La casa estaba oscura como una cueva. Mo había cerrado los postigos esa mañana para que el sol no calentara el ambiente. Cuando penetró en el fresco dormitorio mojada por la lluvia fina y pulverulenta, Meggie tiritaba. Depositó al gato sobre la cama deshecha, se puso el jersey de su padre, que le quedaba demasiado grande, y corrió a la cocina. La bolsa de leche estaba casi vacía, pero mezclada con un poco de agua caliente alcanzó justo para un platito.
Meggie le puso la leche junto a la cama y el gato se acercó tan deprisa que casi tropezó con sus propias patas. Fuera, la lluvia arreciaba.
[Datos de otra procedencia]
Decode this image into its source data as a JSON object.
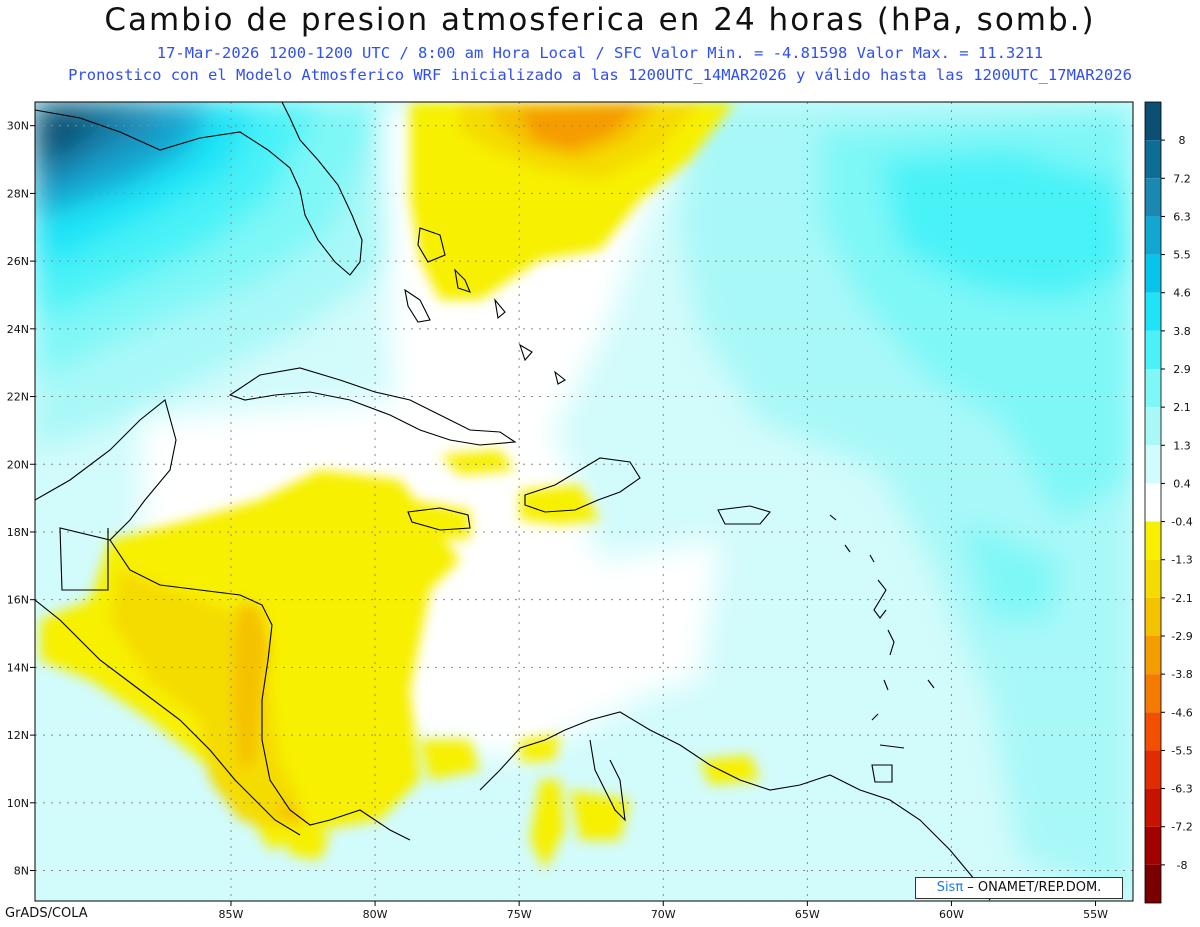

La niña oía las gotas estrellándose contra los adoquines. Se aproximó a la ventana y abrió los postigos. La franja de cielo entre los tejados estaba tan oscura como si el sol estuviera a punto de ponerse. Meggie caminó despacio hasta el lecho de su padre y se sentó encima. El gato seguía lamiendo el platito, pasaba la lengua con avidez por el esmalte con dibujo de flores para no perder ni una gota de aquel manjar. Meggie oyó pasos fuera, en el callejón, y a continuación unos golpes en la puerta. ¿Quién sería? Era imposible que Mo hubiera regresado. ¿Se habría olvidado algo? El gato había desaparecido; seguro que se había escondido debajo de la cama.